Nuestras cautelas de la semana pasada, provocadas esencialmente por los problemas persistentes de la banca, sobre todo la europea, afectada a su vez por la deuda soberana periférica, no han sido acertadas, ya que los Bancos han vivido un rally semanal a ambos lados del Atlántico. El rally ha tenido su causa, en el caso de los Bancos europeos, por la súbita mejora del sentimiento hacia la deuda de los países periféricos de la zona euro, y, en el caso de los Bancos americanos por los buenos resultados de JP Morgan, que hacen prever una buena racha para los demás.
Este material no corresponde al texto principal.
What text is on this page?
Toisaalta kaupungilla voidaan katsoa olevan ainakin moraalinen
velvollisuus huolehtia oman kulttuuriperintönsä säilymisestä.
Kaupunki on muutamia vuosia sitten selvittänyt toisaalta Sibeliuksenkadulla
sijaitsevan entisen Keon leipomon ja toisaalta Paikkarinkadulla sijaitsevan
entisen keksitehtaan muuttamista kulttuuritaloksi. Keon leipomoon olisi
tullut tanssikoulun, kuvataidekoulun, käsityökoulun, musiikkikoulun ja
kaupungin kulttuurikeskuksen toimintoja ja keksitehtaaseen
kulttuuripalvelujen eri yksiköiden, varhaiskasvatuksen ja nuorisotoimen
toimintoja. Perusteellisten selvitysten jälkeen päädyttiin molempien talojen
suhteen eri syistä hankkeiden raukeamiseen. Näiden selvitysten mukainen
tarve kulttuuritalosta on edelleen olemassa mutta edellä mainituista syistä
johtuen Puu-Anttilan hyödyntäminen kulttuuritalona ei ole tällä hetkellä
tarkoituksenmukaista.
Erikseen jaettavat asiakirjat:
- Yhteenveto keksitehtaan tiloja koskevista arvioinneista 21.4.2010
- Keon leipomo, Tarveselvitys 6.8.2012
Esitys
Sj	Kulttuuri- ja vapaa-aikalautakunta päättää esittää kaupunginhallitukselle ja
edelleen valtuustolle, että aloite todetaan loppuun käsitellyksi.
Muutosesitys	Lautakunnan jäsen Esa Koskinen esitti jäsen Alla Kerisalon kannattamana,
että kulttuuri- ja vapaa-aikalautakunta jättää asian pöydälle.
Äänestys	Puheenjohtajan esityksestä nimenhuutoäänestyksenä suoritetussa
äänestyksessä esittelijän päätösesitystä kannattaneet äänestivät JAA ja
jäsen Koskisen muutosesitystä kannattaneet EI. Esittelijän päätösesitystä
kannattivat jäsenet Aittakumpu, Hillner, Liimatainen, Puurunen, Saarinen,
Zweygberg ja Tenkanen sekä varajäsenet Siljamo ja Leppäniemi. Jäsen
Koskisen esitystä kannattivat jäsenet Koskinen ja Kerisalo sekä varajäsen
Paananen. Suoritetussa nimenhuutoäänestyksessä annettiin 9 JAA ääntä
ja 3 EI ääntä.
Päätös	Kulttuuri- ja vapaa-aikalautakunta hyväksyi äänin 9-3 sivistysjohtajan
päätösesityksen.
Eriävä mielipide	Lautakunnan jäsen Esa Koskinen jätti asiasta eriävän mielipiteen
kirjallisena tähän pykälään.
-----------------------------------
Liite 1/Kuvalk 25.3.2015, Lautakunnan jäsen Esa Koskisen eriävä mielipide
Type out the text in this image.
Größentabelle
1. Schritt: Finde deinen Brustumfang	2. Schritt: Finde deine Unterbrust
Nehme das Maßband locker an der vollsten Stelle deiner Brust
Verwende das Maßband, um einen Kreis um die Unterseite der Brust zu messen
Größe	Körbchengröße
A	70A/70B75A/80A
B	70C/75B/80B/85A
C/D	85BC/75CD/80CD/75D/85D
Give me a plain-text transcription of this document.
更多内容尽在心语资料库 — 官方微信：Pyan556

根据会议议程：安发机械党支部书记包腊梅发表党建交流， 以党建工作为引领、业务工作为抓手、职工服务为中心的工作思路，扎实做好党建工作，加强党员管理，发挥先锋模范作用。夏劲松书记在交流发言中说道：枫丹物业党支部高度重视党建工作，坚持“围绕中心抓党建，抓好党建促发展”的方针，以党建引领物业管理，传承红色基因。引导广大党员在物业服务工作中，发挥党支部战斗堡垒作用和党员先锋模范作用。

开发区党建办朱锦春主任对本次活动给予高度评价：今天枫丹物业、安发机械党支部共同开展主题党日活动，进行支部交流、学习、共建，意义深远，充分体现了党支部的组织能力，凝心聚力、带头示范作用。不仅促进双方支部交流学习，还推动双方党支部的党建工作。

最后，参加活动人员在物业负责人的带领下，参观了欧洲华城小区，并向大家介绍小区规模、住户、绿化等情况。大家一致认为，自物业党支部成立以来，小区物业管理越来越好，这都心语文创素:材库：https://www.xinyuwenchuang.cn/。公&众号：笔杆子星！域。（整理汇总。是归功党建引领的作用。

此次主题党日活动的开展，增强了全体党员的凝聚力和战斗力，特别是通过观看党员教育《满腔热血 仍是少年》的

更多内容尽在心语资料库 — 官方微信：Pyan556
El resultado es que, tras esta segunda semana del año, todas las grandes plazas están en positivo, a excepción de algunas asiáticas, como Shanghai, cuyo índice Composite pierde un 1,7% en la semana, o India, cuyo principal indicador ha perdido un 4,2 % en la semana. Otra consecuencia de esta segunda semana de enero es que los Bancos han pasado de ser los valores perdedores hace siete días a ser ahora el sector mejor en términos de revalorización acumulada anual. Finalmente, una tercera consecuencia, dado el elevado peso en el Ibex de Santander y BBVA es que la Bolsa española ha sido esta semana la mejor del mundo con su subida semanal del 8,6%, subida a la que Santander y BBVA han aportado el 50%.
Para ver la solidez de este rally hay que analizar sus causas, y estas son diferentes a ambos lados del Atlántico. En los Bancos americanos, donde las subidas han sido mucho más suaves, el origen de las mismas son los buenos resultados, y, si estos continúan, habrá subidas adicionales. El caso europeo es diferente ya que el motivo inmediato de las subidas ha sido la expectativa de que se doble el Fondo de Rescate, y que se permita la compra de deuda soberana o las líneas de crédito a países con problemas de liquidez sin pasar por el rescate. La lectura de estas posibles medidas es que favorecerán a la banca europea, cargada de deuda periférica. Sin embargo, a nuestro juicio, y aunque estas medidas se tomasen, lo cual dista de ser evidente, es muy discutible que pueda seguir el rally si no vemos un avance claro en el proceso de saneamiento de los activos y de reordenación de la deuda de los Bancos europeos, acompañado a la vez de buenos resultados trimestrales.
En nuestra opinión, si el Ecofin de esta semana se limita a doblar el tamaño del Fondo de rescate y a ampliar su capacidad operativa, sin abordar a fondo, como desea Alemania, la reordenación de la deuda periférica, los problemas van a seguir. Insistir en el modelo de rescate es querer arreglar un problema de deuda poniendo más deuda en el sistema. Eso puede valer para ganar tiempo, lo cual en sí mismo puede ser bueno, pero al final habrá que llegar a un acuerdo sobre el saneamiento de la deuda y sobre reparto de las inevitables pérdidas. Sin esto vemos difícil que no vuelvan las turbulencias, por mucho que se doble el Fondo de rescate.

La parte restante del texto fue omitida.